PS ( 2 août 2012): Il vient de me tomber sous les yeux cette remarque de Joseph de Maistre, à propos des traités de 1815: « une semence éternelle de guerres et de haines, tant qu'il y aura une conscience parmi les hommes ». On ne peut pas mieux dire. Notons au passage que de Maistre était favorable à la réaction. Son analyse en est d'autant plus percutante.
L'Europe napoléonienne, à la veille de la campagne de Russie: l'Italie existe, partiellement, mais elle existe, tout comme la Pologne, nommée, pour ménager les susceptibilités du Tsar, « Grand-Duché de Varsovie ». La Confédération du Rhin regroupe une multitude d'États allemands, à qui on impose l'égalité civile, le procès devant jury, l'égalité de tous devant la loi... Le Pape a perdu Rome. Les frontières de la France s'étendent le long des mers, conséquence directe de la guerre commerciale que mène la France contre l'Angleterre.

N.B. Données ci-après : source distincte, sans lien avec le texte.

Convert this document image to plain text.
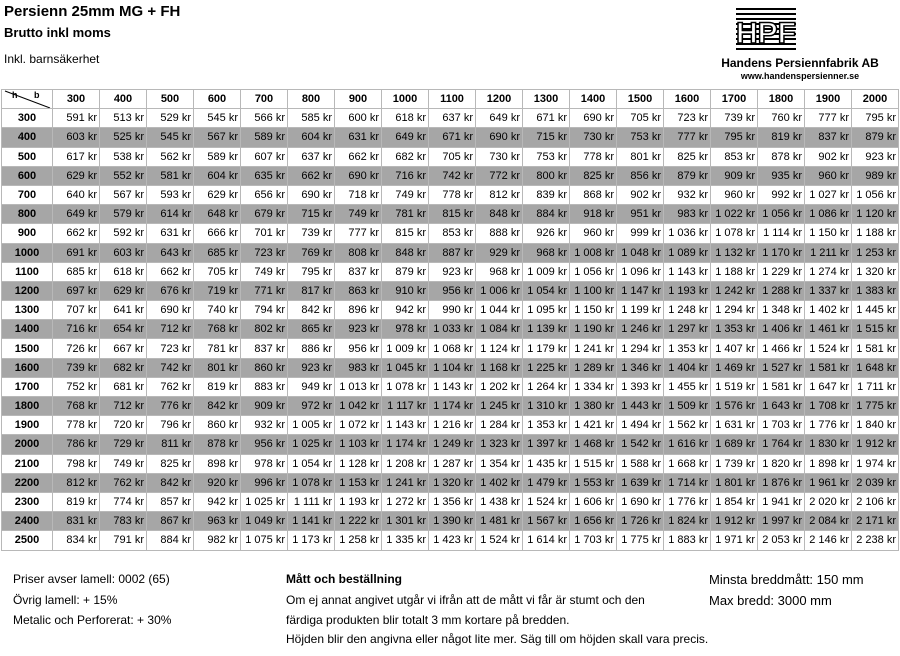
Persienn 25mm MG + FH
Brutto inkl moms
Inkl. barnsäkerhet
HPF
Handens Persiennfabrik AB
www.handenspersienner.se
h b	300	400	500	600	700	800	900	1000	1100	1200	1300	1400	1500	1600	1700	1800	1900	2000
300	591 kr	513 kr	529 kr	545 kr	566 kr	585 kr	600 kr	618 kr	637 kr	649 kr	671 kr	690 kr	705 kr	723 kr	739 kr	760 kr	777 kr	795 kr
400	603 kr	525 kr	545 kr	567 kr	589 kr	604 kr	631 kr	649 kr	671 kr	690 kr	715 kr	730 kr	753 kr	777 kr	795 kr	819 kr	837 kr	879 kr
500	617 kr	538 kr	562 kr	589 kr	607 kr	637 kr	662 kr	682 kr	705 kr	730 kr	753 kr	778 kr	801 kr	825 kr	853 kr	878 kr	902 kr	923 kr
600	629 kr	552 kr	581 kr	604 kr	635 kr	662 kr	690 kr	716 kr	742 kr	772 kr	800 kr	825 kr	856 kr	879 kr	909 kr	935 kr	960 kr	989 kr
700	640 kr	567 kr	593 kr	629 kr	656 kr	690 kr	718 kr	749 kr	778 kr	812 kr	839 kr	868 kr	902 kr	932 kr	960 kr	992 kr	1 027 kr	1 056 kr
800	649 kr	579 kr	614 kr	648 kr	679 kr	715 kr	749 kr	781 kr	815 kr	848 kr	884 kr	918 kr	951 kr	983 kr	1 022 kr	1 056 kr	1 086 kr	1 120 kr
900	662 kr	592 kr	631 kr	666 kr	701 kr	739 kr	777 kr	815 kr	853 kr	888 kr	926 kr	960 kr	999 kr	1 036 kr	1 078 kr	1 114 kr	1 150 kr	1 188 kr
1000	691 kr	603 kr	643 kr	685 kr	723 kr	769 kr	808 kr	848 kr	887 kr	929 kr	968 kr	1 008 kr	1 048 kr	1 089 kr	1 132 kr	1 170 kr	1 211 kr	1 253 kr
1100	685 kr	618 kr	662 kr	705 kr	749 kr	795 kr	837 kr	879 kr	923 kr	968 kr	1 009 kr	1 056 kr	1 096 kr	1 143 kr	1 188 kr	1 229 kr	1 274 kr	1 320 kr
1200	697 kr	629 kr	676 kr	719 kr	771 kr	817 kr	863 kr	910 kr	956 kr	1 006 kr	1 054 kr	1 100 kr	1 147 kr	1 193 kr	1 242 kr	1 288 kr	1 337 kr	1 383 kr
1300	707 kr	641 kr	690 kr	740 kr	794 kr	842 kr	896 kr	942 kr	990 kr	1 044 kr	1 095 kr	1 150 kr	1 199 kr	1 248 kr	1 294 kr	1 348 kr	1 402 kr	1 445 kr
1400	716 kr	654 kr	712 kr	768 kr	802 kr	865 kr	923 kr	978 kr	1 033 kr	1 084 kr	1 139 kr	1 190 kr	1 246 kr	1 297 kr	1 353 kr	1 406 kr	1 461 kr	1 515 kr
1500	726 kr	667 kr	723 kr	781 kr	837 kr	886 kr	956 kr	1 009 kr	1 068 kr	1 124 kr	1 179 kr	1 241 kr	1 294 kr	1 353 kr	1 407 kr	1 466 kr	1 524 kr	1 581 kr
1600	739 kr	682 kr	742 kr	801 kr	860 kr	923 kr	983 kr	1 045 kr	1 104 kr	1 168 kr	1 225 kr	1 289 kr	1 346 kr	1 404 kr	1 469 kr	1 527 kr	1 581 kr	1 648 kr
1700	752 kr	681 kr	762 kr	819 kr	883 kr	949 kr	1 013 kr	1 078 kr	1 143 kr	1 202 kr	1 264 kr	1 334 kr	1 393 kr	1 455 kr	1 519 kr	1 581 kr	1 647 kr	1 711 kr
1800	768 kr	712 kr	776 kr	842 kr	909 kr	972 kr	1 042 kr	1 117 kr	1 174 kr	1 245 kr	1 310 kr	1 380 kr	1 443 kr	1 509 kr	1 576 kr	1 643 kr	1 708 kr	1 775 kr
1900	778 kr	720 kr	796 kr	860 kr	932 kr	1 005 kr	1 072 kr	1 143 kr	1 216 kr	1 284 kr	1 353 kr	1 421 kr	1 494 kr	1 562 kr	1 631 kr	1 703 kr	1 776 kr	1 840 kr
2000	786 kr	729 kr	811 kr	878 kr	956 kr	1 025 kr	1 103 kr	1 174 kr	1 249 kr	1 323 kr	1 397 kr	1 468 kr	1 542 kr	1 616 kr	1 689 kr	1 764 kr	1 830 kr	1 912 kr
2100	798 kr	749 kr	825 kr	898 kr	978 kr	1 054 kr	1 128 kr	1 208 kr	1 287 kr	1 354 kr	1 435 kr	1 515 kr	1 588 kr	1 668 kr	1 739 kr	1 820 kr	1 898 kr	1 974 kr
2200	812 kr	762 kr	842 kr	920 kr	996 kr	1 078 kr	1 153 kr	1 241 kr	1 320 kr	1 402 kr	1 479 kr	1 553 kr	1 639 kr	1 714 kr	1 801 kr	1 876 kr	1 961 kr	2 039 kr
2300	819 kr	774 kr	857 kr	942 kr	1 025 kr	1 111 kr	1 193 kr	1 272 kr	1 356 kr	1 438 kr	1 524 kr	1 606 kr	1 690 kr	1 776 kr	1 854 kr	1 941 kr	2 020 kr	2 106 kr
2400	831 kr	783 kr	867 kr	963 kr	1 049 kr	1 141 kr	1 222 kr	1 301 kr	1 390 kr	1 481 kr	1 567 kr	1 656 kr	1 726 kr	1 824 kr	1 912 kr	1 997 kr	2 084 kr	2 171 kr
2500	834 kr	791 kr	884 kr	982 kr	1 075 kr	1 173 kr	1 258 kr	1 335 kr	1 423 kr	1 524 kr	1 614 kr	1 703 kr	1 775 kr	1 883 kr	1 971 kr	2 053 kr	2 146 kr	2 238 kr
Priser avser lamell: 0002 (65)
Övrig lamell: + 15%
Metalic och Perforerat: + 30%
Mått och beställning
Om ej annat angivet utgår vi ifrån att de mått vi får är stumt och den
färdiga produkten blir totalt 3 mm kortare på bredden.
Höjden blir den angivna eller något lite mer. Säg till om höjden skall vara precis.
Minsta breddmått: 150 mm
Max bredd: 3000 mm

L'Europe remodelée au Congrès de Vienne: la Pologne a disparu; l'Italie est à nouveau morcelée, le nord sous la coupe autrichienne, le centre à nouveau confié au Pape; la Prusse devient le principal État allemand, la Confédération du Rhin a disparu. La France a perdu ses immenses frontières maritimes: l'Angleterre règne désormais sur les mers, sans contestation et sans partage. En France, Louis XVIII, frère de l'ancien roi Louis XVI, décapité sous la Révolution, est rétabli sur le trône de France. En apparence, mais en apparence seulement, il ne reste rien de Napoléon.